Foundation for Autonomous Driving: High-Performance, Massive Storage
As vehicles with L2 and higher levels of autonomy operate on roads, data collected from the on-board sensors will be used not just to operate vehicles, but in data centers to train even more sophisticated inferences. Experts estimate that autonomous vehicles could generate as much as 40 TB of data per hour3
from the cameras, sensors and other technology that the vehicles use to operate.
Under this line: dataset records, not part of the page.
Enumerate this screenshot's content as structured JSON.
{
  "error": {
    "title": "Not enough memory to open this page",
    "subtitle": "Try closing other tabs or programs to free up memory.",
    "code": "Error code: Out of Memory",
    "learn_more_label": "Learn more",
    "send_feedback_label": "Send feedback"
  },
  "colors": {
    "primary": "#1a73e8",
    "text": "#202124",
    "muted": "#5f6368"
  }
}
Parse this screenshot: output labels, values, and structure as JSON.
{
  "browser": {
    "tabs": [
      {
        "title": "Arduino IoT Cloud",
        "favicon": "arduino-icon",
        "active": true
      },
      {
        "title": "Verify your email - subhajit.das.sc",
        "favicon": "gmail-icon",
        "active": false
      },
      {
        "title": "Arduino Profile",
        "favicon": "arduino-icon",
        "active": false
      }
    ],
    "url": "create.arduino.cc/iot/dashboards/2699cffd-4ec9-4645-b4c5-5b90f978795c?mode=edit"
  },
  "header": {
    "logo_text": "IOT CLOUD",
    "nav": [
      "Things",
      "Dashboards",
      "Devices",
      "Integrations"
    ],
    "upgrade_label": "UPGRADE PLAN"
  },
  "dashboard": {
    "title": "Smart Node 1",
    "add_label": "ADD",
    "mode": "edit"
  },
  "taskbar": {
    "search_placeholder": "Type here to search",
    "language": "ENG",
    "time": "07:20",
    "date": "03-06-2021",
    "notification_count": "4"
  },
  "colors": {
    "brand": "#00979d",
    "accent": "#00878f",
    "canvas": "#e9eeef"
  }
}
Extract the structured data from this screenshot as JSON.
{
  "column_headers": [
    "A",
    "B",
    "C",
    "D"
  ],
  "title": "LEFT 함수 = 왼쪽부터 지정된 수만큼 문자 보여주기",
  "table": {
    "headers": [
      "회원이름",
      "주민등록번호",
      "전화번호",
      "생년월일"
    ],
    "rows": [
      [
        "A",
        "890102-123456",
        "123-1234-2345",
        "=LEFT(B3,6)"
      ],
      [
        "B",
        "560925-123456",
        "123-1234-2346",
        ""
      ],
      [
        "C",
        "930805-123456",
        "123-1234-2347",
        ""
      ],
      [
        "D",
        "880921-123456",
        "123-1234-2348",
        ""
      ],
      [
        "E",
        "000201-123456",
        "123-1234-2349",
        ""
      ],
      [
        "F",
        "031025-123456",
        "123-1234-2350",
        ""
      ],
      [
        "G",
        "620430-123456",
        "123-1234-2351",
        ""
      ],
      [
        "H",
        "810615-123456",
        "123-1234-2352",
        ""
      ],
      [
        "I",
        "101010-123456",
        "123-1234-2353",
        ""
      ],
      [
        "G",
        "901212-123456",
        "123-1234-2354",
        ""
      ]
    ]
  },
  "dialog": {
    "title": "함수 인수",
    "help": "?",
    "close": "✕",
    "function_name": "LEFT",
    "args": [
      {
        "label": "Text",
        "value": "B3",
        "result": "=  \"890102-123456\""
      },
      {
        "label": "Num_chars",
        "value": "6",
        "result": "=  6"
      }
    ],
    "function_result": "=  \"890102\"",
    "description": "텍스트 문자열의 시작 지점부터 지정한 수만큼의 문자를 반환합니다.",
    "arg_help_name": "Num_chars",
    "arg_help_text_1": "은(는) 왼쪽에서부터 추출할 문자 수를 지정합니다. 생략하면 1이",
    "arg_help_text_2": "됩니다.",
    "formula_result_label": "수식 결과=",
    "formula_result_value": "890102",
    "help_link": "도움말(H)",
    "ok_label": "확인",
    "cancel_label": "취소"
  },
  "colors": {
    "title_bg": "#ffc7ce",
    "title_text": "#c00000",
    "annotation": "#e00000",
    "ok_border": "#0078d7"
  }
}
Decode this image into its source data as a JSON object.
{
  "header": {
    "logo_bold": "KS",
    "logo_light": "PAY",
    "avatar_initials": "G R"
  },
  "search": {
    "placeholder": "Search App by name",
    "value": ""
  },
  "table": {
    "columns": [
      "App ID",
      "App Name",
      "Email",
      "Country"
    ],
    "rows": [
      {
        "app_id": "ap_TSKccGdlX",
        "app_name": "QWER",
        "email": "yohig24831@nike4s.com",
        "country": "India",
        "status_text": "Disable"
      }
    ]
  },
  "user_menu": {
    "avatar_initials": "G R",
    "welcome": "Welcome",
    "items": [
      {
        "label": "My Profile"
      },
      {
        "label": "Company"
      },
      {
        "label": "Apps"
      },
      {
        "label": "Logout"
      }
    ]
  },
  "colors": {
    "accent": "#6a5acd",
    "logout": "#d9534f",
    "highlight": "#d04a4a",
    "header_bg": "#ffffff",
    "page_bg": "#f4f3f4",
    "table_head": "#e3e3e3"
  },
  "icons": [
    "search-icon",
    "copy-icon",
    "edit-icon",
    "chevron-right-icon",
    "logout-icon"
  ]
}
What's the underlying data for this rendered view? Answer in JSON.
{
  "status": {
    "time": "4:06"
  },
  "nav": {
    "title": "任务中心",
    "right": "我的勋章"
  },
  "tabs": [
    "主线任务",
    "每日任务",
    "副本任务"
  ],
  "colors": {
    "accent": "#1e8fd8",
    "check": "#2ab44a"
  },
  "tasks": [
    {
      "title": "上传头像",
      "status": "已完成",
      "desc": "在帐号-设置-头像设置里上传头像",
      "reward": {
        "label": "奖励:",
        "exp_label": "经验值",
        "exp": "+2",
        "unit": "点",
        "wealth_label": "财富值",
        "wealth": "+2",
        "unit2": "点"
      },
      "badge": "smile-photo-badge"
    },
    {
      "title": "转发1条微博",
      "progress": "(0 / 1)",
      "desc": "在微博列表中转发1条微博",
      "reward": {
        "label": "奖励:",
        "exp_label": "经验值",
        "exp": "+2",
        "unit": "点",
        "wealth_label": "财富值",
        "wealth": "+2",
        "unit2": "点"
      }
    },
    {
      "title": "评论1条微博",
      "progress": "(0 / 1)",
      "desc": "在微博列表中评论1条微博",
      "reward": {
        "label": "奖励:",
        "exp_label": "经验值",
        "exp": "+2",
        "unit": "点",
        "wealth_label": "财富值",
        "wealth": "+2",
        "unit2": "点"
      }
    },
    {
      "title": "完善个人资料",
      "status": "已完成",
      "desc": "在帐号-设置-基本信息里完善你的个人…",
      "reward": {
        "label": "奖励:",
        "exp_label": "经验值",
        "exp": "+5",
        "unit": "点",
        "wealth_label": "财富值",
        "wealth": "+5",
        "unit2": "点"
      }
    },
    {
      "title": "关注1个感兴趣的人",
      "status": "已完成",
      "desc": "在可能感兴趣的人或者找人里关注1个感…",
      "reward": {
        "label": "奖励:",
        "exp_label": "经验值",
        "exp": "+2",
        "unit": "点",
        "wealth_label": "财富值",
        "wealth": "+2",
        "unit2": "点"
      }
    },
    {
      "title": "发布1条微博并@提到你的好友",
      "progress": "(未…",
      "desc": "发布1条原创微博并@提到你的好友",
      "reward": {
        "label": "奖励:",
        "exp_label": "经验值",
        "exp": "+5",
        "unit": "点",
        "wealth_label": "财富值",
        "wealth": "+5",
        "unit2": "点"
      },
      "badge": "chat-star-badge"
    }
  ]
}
The amount of data generated depends on the sensor technology, the number of sensors used and the resolution of the sensors.
For example, a 720p camera with a 1 Mbps bitrate generates 5MB of data every minute. Higher-resolution cameras – 1080p for example – generate up to 10.3 GB per minute. Each vehicle may have six or more cameras, and drivers spend about one hour driving every day4
. For 720p cameras, this translates to 1.8TB of data generated per vehicle per day. Add in more sensors – RADAR and LiDAR sensors for redundancy or more cameras for better coverage and the data generated increases incrementally.
A small percentage of the data collected –~30% – will be uploaded and used for training inference models. Given this, it will only take a small fleet of 62,000 autonomous vehicles to generate 1 Petabyte of uploaded data per month. Keep in mind, there are 276 million vehicles5
on the roads in the United States!
Furthermore, ADAS and AD developers are increasingly using the data collected during driving to generate synthetic video to quickly increase the training data set as more data leads to better inferences. Developers can reconstruct and alter environments (ex: an intersection or stretch of highway) and insert vehicles, pedestrians and other objects for any number of scenarios. Synthetic video also helps guarantee inclusion of high-quality data for corner case scenarios in the training data set.
Data center storage requirements are set to increase exponentially as ADAS and AD systems move to higher-resolution sensors, more vehicles equipped with these systems are sold, and massive amounts of data generated from synthetic video continues to increase.
In addition to scalability to address ever growing datasets, key SSD requirements for inference training include high I/O performance to quickly transfer large sets of data and low latency to minimize the time required to feed data to the CPU and GPUs during training.
To accomplish this, data center architects will need to design systems which support the latest SSD interfaces while looking ahead to products on the horizon. For example, high-performance SSDs that support PCIe 5.0 can provide a significant improvement to data centers tasked with inference training. With a top capacity of 15.36TB, Samsung recently released its PM1743
enterprise SSD featuring a sequential read speed of up to 13,000 MB/s and a random read speed of 2,500K IOPS, delivering ~2x performance over the previous PCIe 4.0 generation of products. Built with Samsung’s advanced sixth-generation V-NAND, the PM1743
is designed to process vast quantities of data to meet the advanced requirements of high-performance servers.